Gregory does not share Origen's distrust of physical matter. Everything created by God is, in the words of the Bible, "very good." Therefore, "we should discern good in every thing." "Every element by itself is filled with goodness in a way that is suited to its nature." "Whether it is a myriapod, or a green frog, or an animal born from some filth, it is all very good." For Gregory matter itself is not impure, especially since it was created first. That which is proper to animals is not impure by itself but only as it appears in man because "that which irrational life has been given as a means of self-protection becomes a passion in man." Furthermore, Gregory agrees with Basil that the lower motions of the irrational soul in man should "each be transformed into a virtue" by the power of reason. Finally, in Gregory's conception the "second operation" in the creation of man, the distinction of the sexes, is also the work of God. "The ordering of nature has been established by God's will and law. It should not be considered a flaw." "All of man's members have been designed for one goal: that mankind may continue to have life." Even man's animal and passionate mode of increase is not to be despised because it "ensures the succession of mankind." It is the way that "nature fights with death." "The sex organs assure mankind of immortality so that death, which is always striving against us, be comes ineffectual and powerless. Nature is always renewing itself and compensating for the limitations of those who are born." This idea is foreign to Origen.

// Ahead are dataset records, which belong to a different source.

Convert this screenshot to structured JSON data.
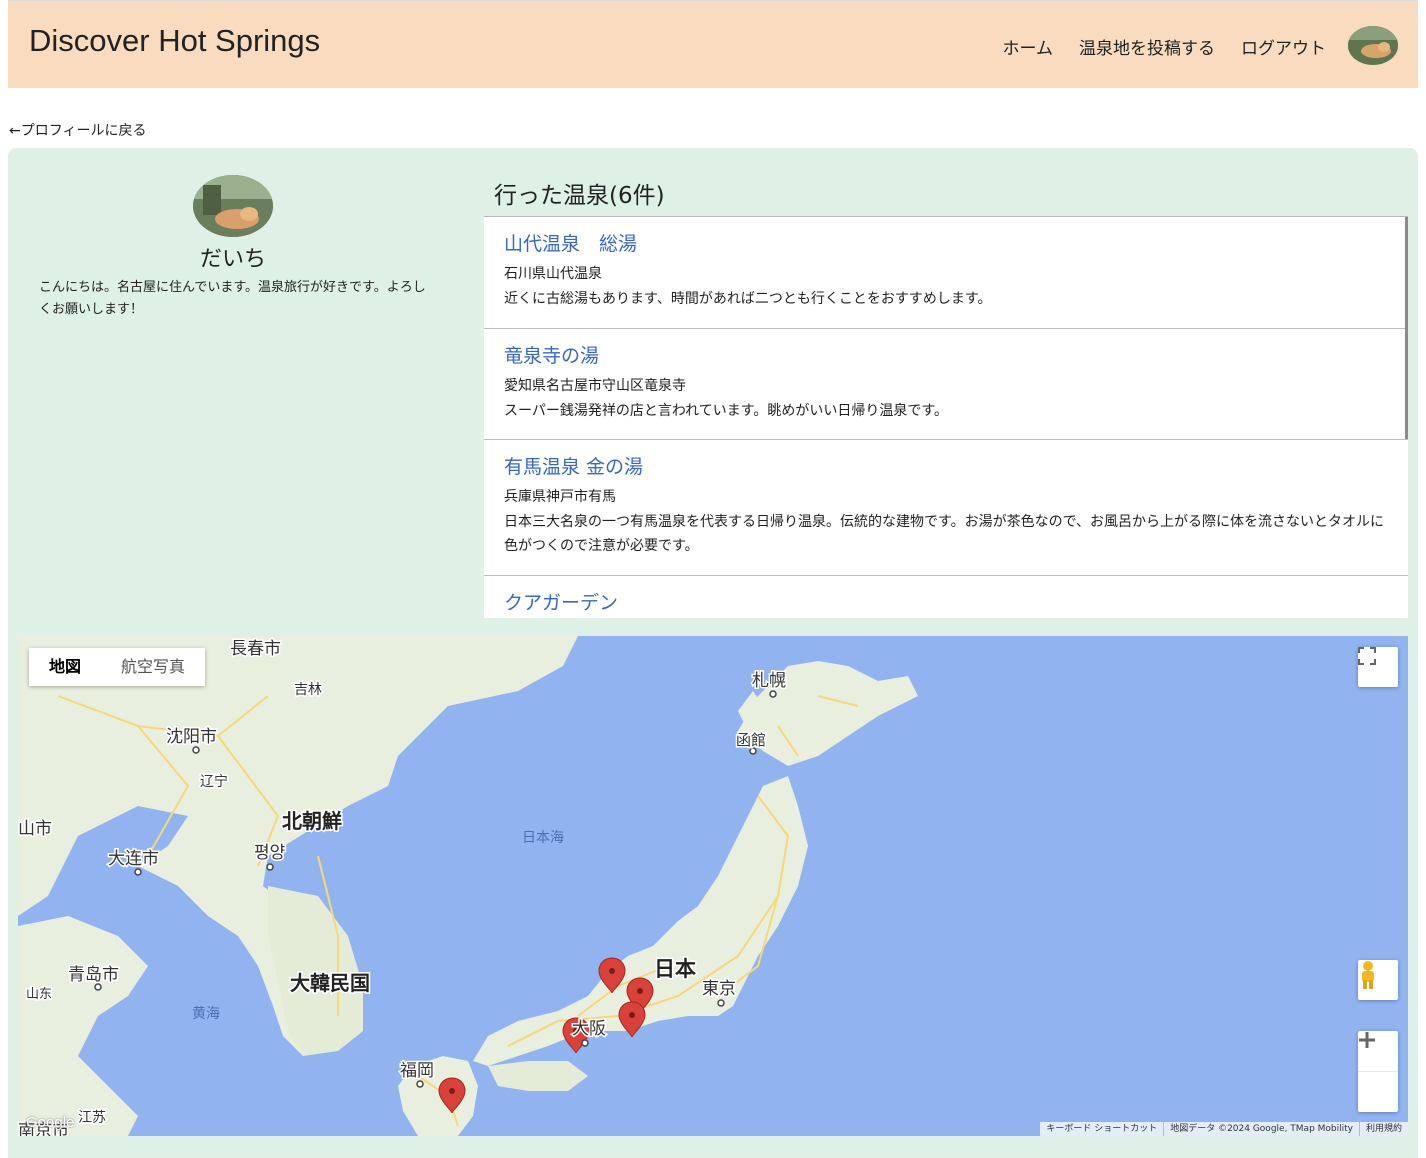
{
  "navbar": {
    "brand": "Discover Hot Springs",
    "links": [
      "ホーム",
      "温泉地を投稿する",
      "ログアウト"
    ]
  },
  "back_link": "プロフィールに戻る",
  "profile": {
    "name": "だいち",
    "bio": "こんにちは。名古屋に住んでいます。温泉旅行が好きです。よろしくお願いします！"
  },
  "springs_list": {
    "title": "行った温泉(6件)",
    "items": [
      {
        "name": "山代温泉　総湯",
        "location": "石川県山代温泉",
        "description": "近くに古総湯もあります、時間があれば二つとも行くことをおすすめします。"
      },
      {
        "name": "竜泉寺の湯",
        "location": "愛知県名古屋市守山区竜泉寺",
        "description": "スーパー銭湯発祥の店と言われています。眺めがいい日帰り温泉です。"
      },
      {
        "name": "有馬温泉 金の湯",
        "location": "兵庫県神戸市有馬",
        "description": "日本三大名泉の一つ有馬温泉を代表する日帰り温泉。伝統的な建物です。お湯が茶色なので、お風呂から上がる際に体を流さないとタオルに色がつくので注意が必要です。"
      },
      {
        "name": "クアガーデン",
        "location": "",
        "description": ""
      }
    ]
  },
  "map": {
    "type_buttons": [
      "地図",
      "航空写真"
    ],
    "labels": [
      "長春市",
      "吉林",
      "沈阳市",
      "辽宁",
      "北朝鮮",
      "평양",
      "大连市",
      "山市",
      "札幌",
      "函館",
      "日本海",
      "日本",
      "東京",
      "大阪",
      "大韓民国",
      "青岛市",
      "山东",
      "黄海",
      "福岡",
      "江苏",
      "南京市"
    ],
    "attribution": [
      "キーボード ショートカット",
      "地図データ ©2024 Google, TMap Mobility",
      "利用規約"
    ],
    "logo": "Google",
    "colors": {
      "water": "#91b4f0",
      "land": "#e9efdf",
      "road": "#f7d77a",
      "marker": "#d9413a"
    }
  }
}
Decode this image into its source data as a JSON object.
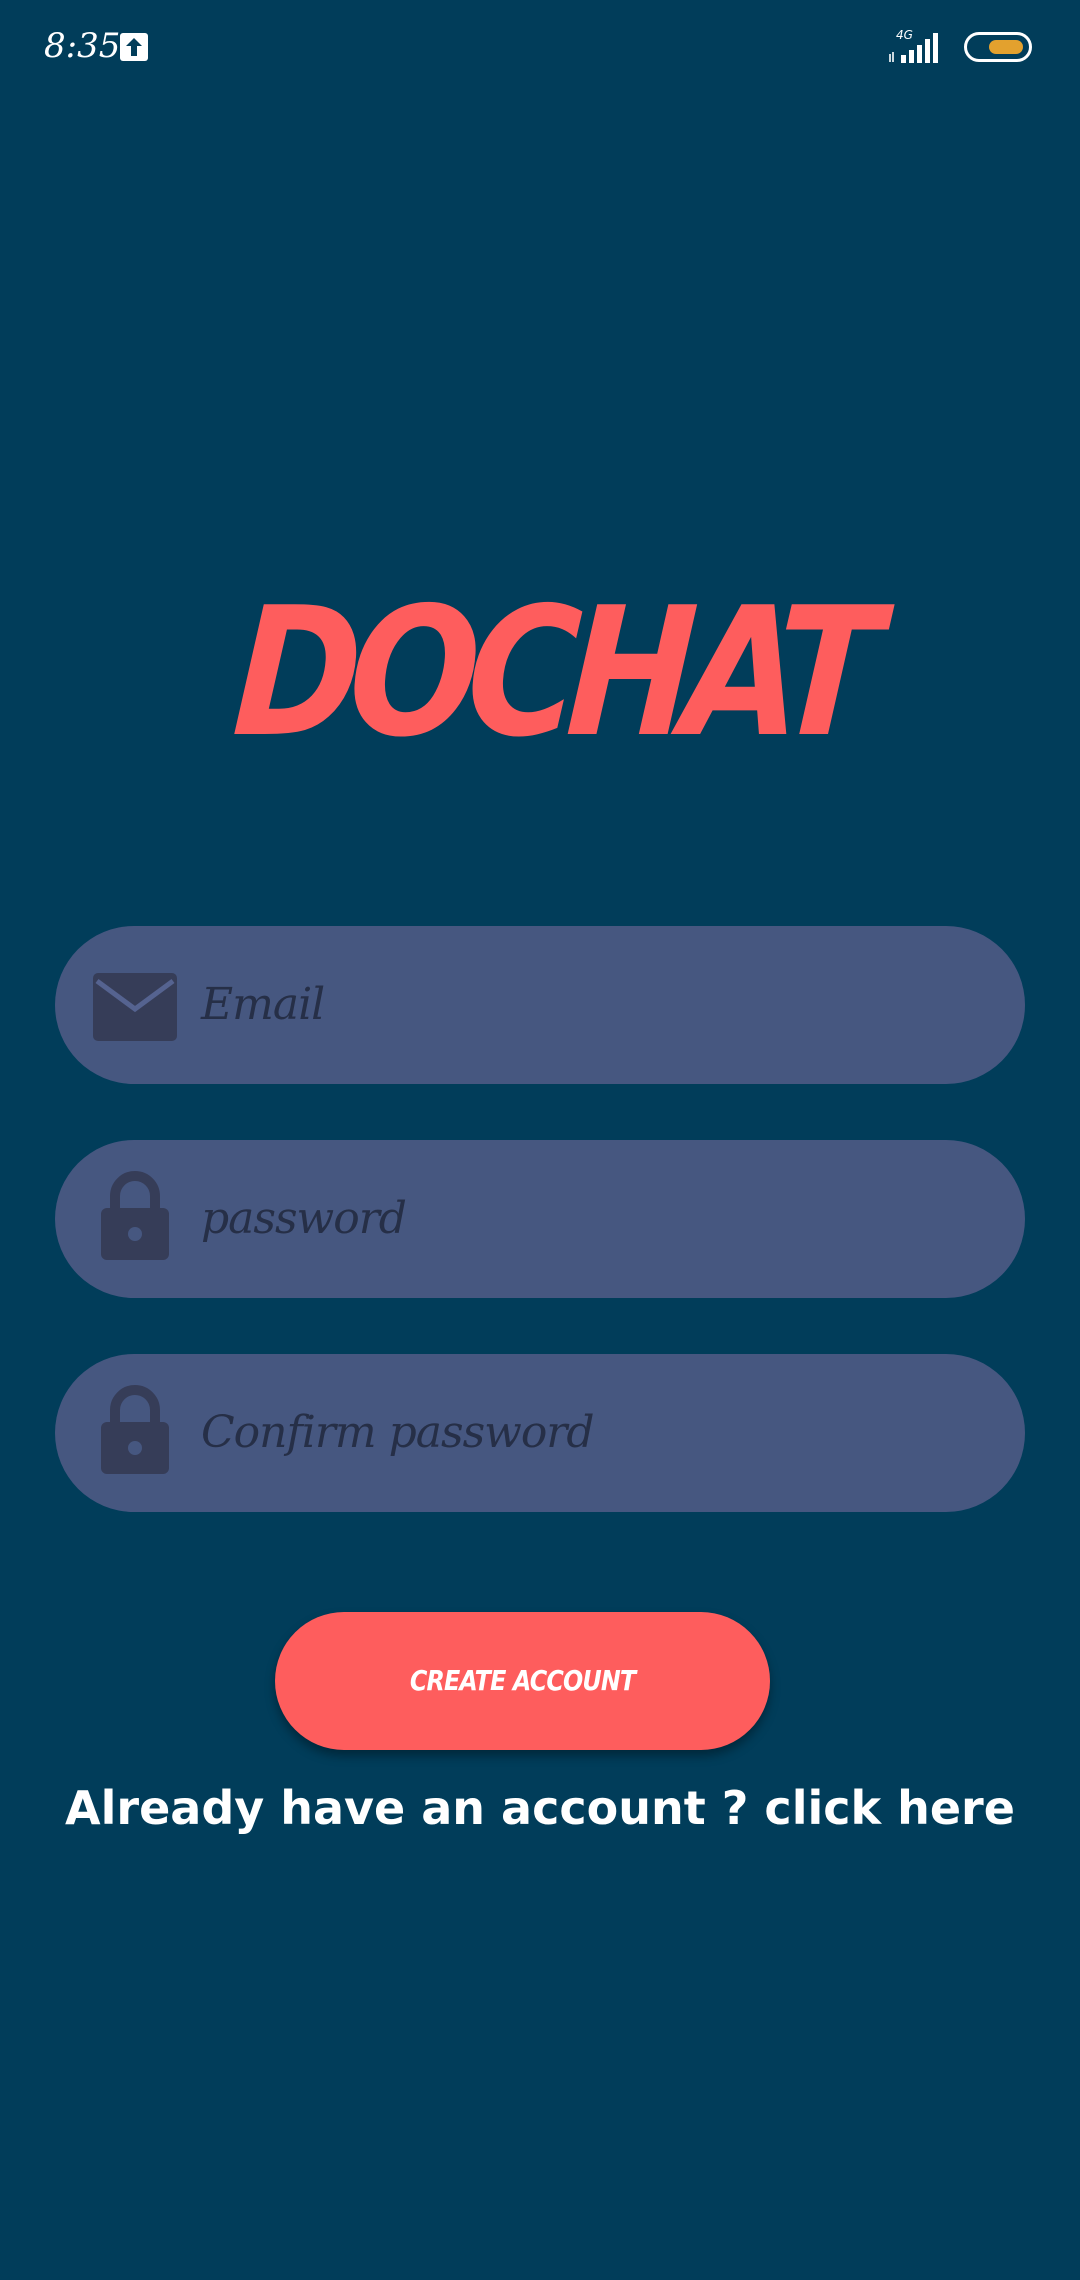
{
  "status_bar": {
    "time": "8:35",
    "network": "4G",
    "icons": [
      "upload-icon",
      "signal-icon",
      "battery-icon"
    ],
    "battery_color": "#e3a12e"
  },
  "logo": {
    "text": "DOCHAT",
    "color": "#fe5d5d"
  },
  "form": {
    "email": {
      "placeholder": "Email",
      "icon": "mail-icon"
    },
    "password": {
      "placeholder": "password",
      "icon": "lock-icon"
    },
    "confirm_password": {
      "placeholder": "Confirm password",
      "icon": "lock-icon"
    },
    "field_color": "#465780"
  },
  "create_button": {
    "label": "CREATE ACCOUNT",
    "color": "#fe5d5d"
  },
  "signin_link": {
    "text": "Already have an account ? click here"
  },
  "theme": {
    "background": "#013d5a"
  }
}
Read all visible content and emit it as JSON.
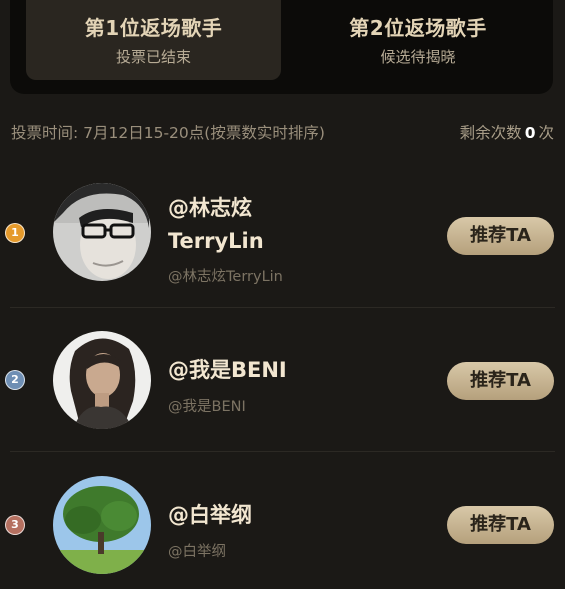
{
  "tabs": [
    {
      "title": "第1位返场歌手",
      "subtitle": "投票已结束",
      "active": true
    },
    {
      "title": "第2位返场歌手",
      "subtitle": "候选待揭晓",
      "active": false
    }
  ],
  "info": {
    "vote_time": "投票时间: 7月12日15-20点(按票数实时排序)",
    "remaining_label": "剩余次数",
    "remaining_count": "0",
    "remaining_unit": "次"
  },
  "candidates": [
    {
      "rank": "1",
      "name_line1": "@林志炫",
      "name_line2": "TerryLin",
      "handle": "@林志炫TerryLin",
      "button": "推荐TA",
      "badge_color": "#e59a2c"
    },
    {
      "rank": "2",
      "name_line1": "@我是BENI",
      "handle": "@我是BENI",
      "button": "推荐TA",
      "badge_color": "#6f8fb4"
    },
    {
      "rank": "3",
      "name_line1": "@白举纲",
      "handle": "@白举纲",
      "button": "推荐TA",
      "badge_color": "#b57060"
    }
  ]
}
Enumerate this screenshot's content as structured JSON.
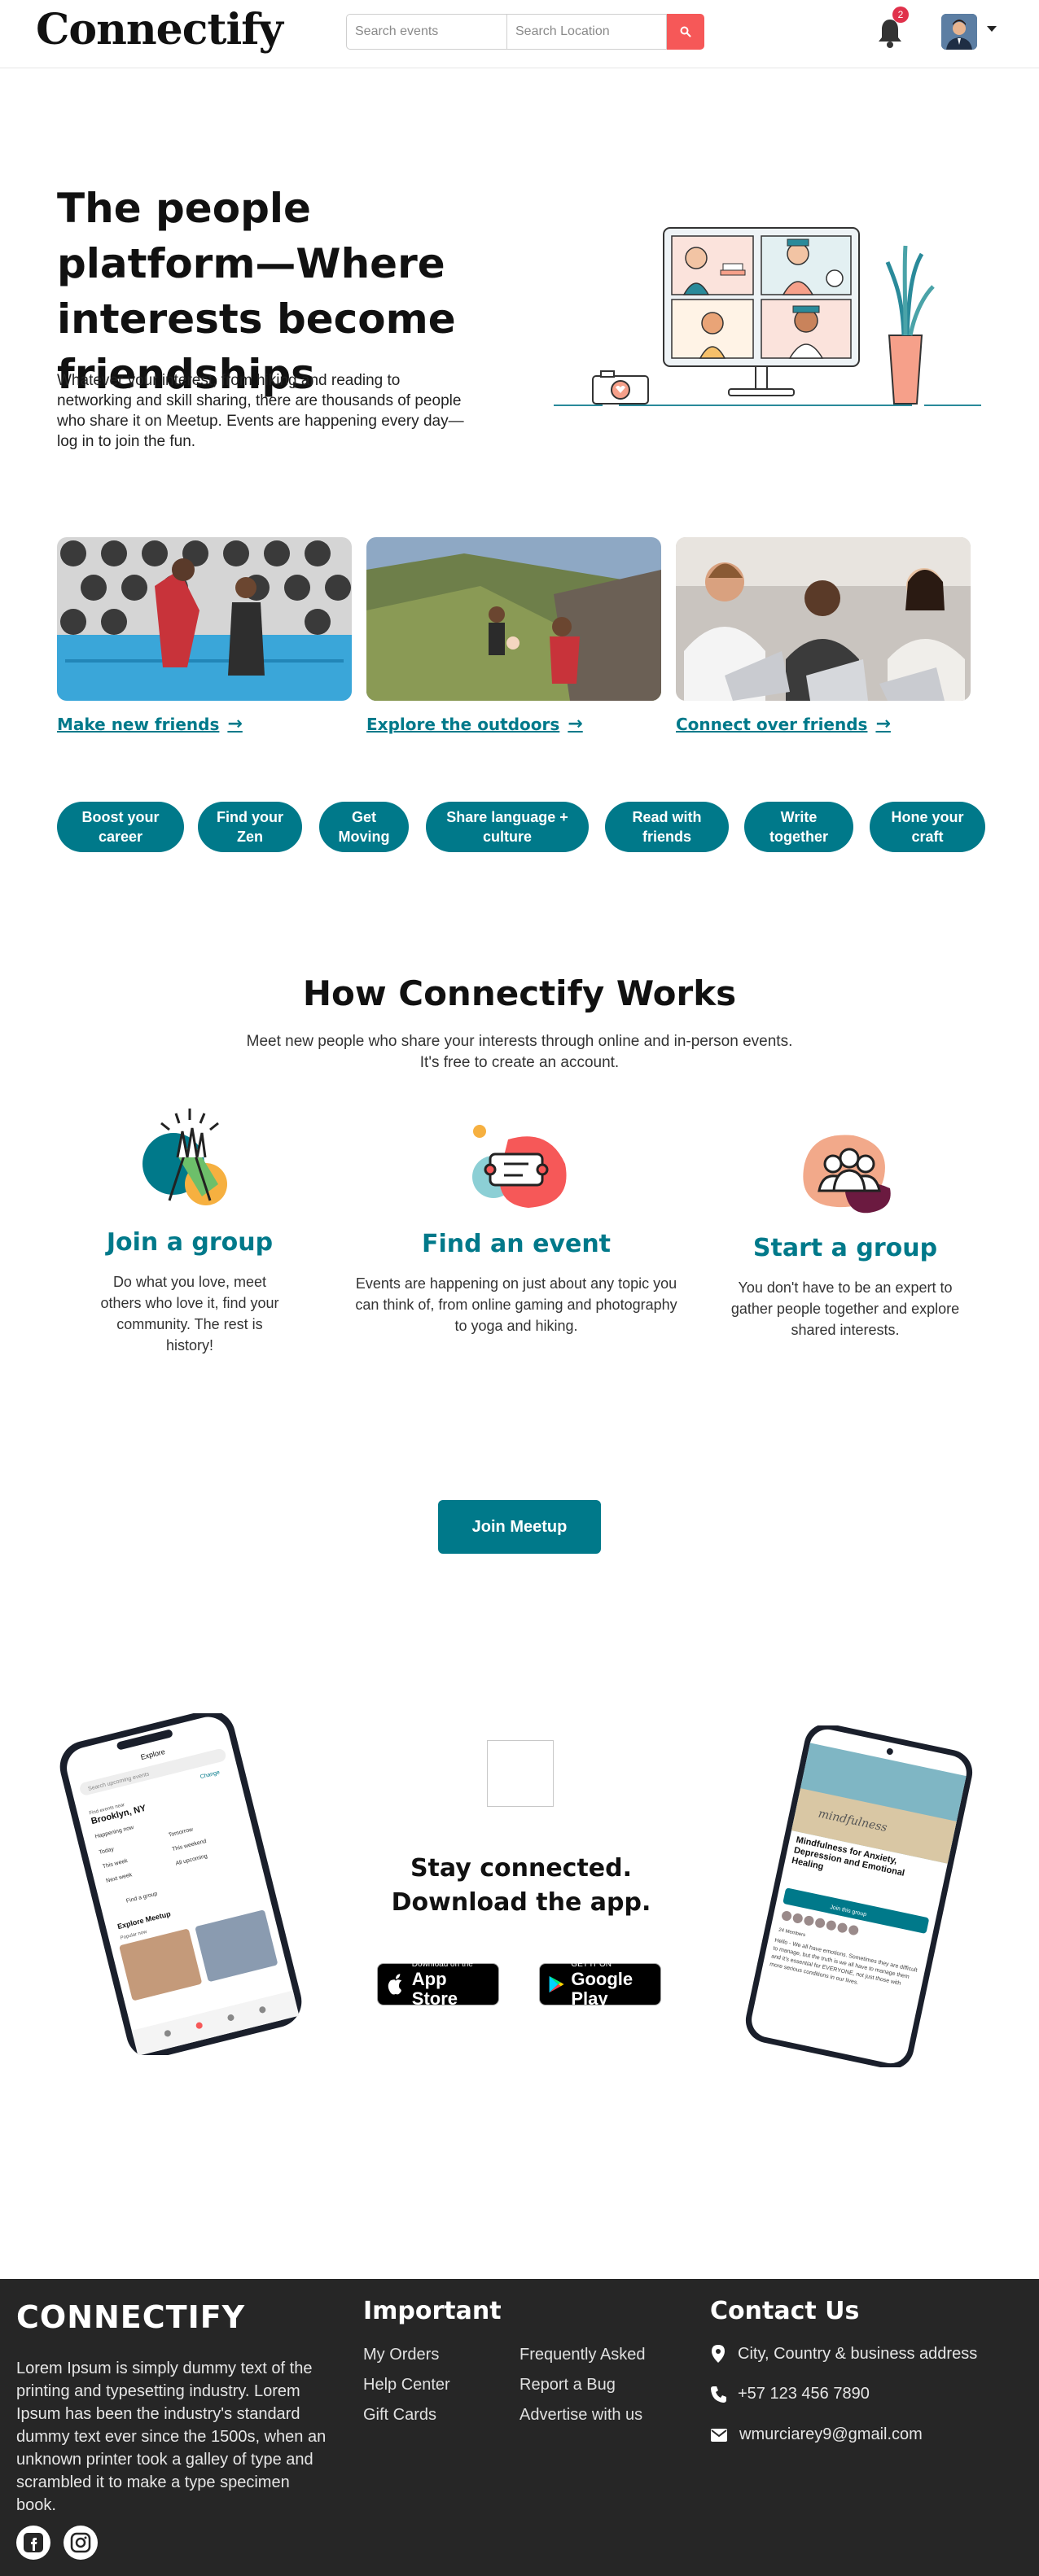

Gregory never specifies the exact moment at which this "second operation," the actual differentiation of the sexes, occurs. Since in his conception the "fleshly robe of the body" refers to the physical status of man after the fall, it may seem that he considers that man in his pure state of equality with the angels did not share the corporeality of animal natures and was not actually distinguished by sex. Divine providence only foresaw the coming coarsening of human nature and its division by sex and allowed this to take place. However, it is unlikely that Gregory considered that man was fully incorporeal before the fall because this would contradict his doctrines of man's intermediate status in creation as the link between immaterial and earthly beings, and of man's calling to be sovereign in nature. Gregory probably agreed with the idea introduced by Methodius of Olympus and later supported by Gregory the Theologian that man's "fleshly robe" is an indication of the coarsening of human nature and the subjection of the body to death which took place after the fall and in which respect man is similar to the animals. This is not just corporeality but mortality and the "subjection to death." This mortality is a "robe which has been imposed on us from outside. It temporarily serves the body and is not a part of our nature." It is a robe, a shell, a "deathly mantle." Thus Gregory departs from Origen by insisting on the integrity of man's being even in this life, and on the absolute simultaneity of the development of the body and the soul.

Gregory's view that there was no marriage before the fall, that the "conjugal state" is a result of sin, and that no marriage can be entirely pure, was also shared by a number of earlier theologians, especially those who were not influenced by the school of Alexandria. This conclusion was later supported by John Chrysostom (although he ultimately altered his position), Theodoret of Cyrus, Maximus the Confessor, John of Damascus, and later by Byzantine theologians, until the statement of Patriarch Jeremiah to the theologians of Tübingen in 1576.